If $N$ divides $R^m$ for some $m$, then you can generate a uniform distribution over $N$ elements by calling the random generator $m$ times (this is left as an exercise to the reader). Otherwise, this is impossible: there is no way to obtain an outcome with probability $1/N$. Note that the condition is equivalent to saying that all of $N$'s prime factors are also factors of $R$ (this is more permissive than what you wrote in your question; for example you can pick a random element among 4 with a 6-sided fair die, even though 4 does not divide 6).
Reducing the waste
In your strategy, when $r \ge k\,N$, you don't have to re-draw immediately.

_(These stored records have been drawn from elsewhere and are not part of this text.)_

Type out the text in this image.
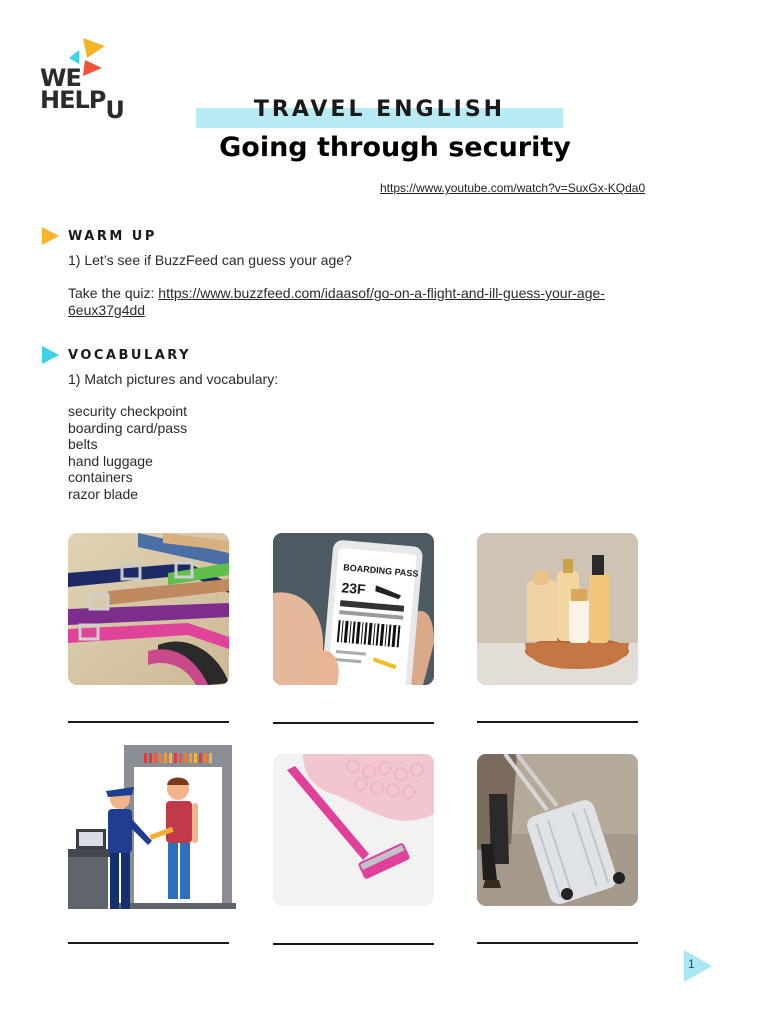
WE
HELPU	TRAVEL ENGLISH
Going through security
https://www.youtube.com/watch?v=SuxGx-KQda0
WARM UP
1) Let’s see if BuzzFeed can guess your age?
Take the quiz: https://www.buzzfeed.com/idaasof/go-on-a-flight-and-ill-guess-your-age-
6eux37g4dd
VOCABULARY
1) Match pictures and vocabulary:
security checkpoint
boarding card/pass
belts
hand luggage
containers
razor blade
BOARDING PASS
23F
1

Intuitively, there's a bit of entropy left in $[k\,N .. R-1]$ which you can keep in the mix.
Assume for a moment that you will in fact keep generating random numbers below $N$ forever, and you generate $u$ of them at a time by making $d$ draws. If you do a straightforward rejection sampling on this grouped generation, the waste over $d$ draws is $\dfrac{R^d - k\,N^u}{d}$, i.e. the remainder $R^d \mathbin{\mathrm{mod}} N^u$ divided by the number of draws. This can be as little as $\gcd(R,N)$. When $R$ and $N$ are coprime, you can make the waste arbitrarily small by picking sufficiently large values of $d$. For general values of $R$ and $N$, the calculation is more complicated because you need to take into account the generation of $\gcd(R,N)$ and $N/\gcd(R,N)$ separately, but again you can make the waste arbitrarily small with large enough groups.
In practice, even with relatively inefficient random numbers (e.g. in cryptography), it is rarely worth doing anything but simple rejection sampling, unless $N$ is small. For example, in cryptography, where $R$ is typically a power of 2 and $N$ is typically hundreds or thousands of bits, uniform random number generation usually proceeds by straight rejection sampling in the desired range.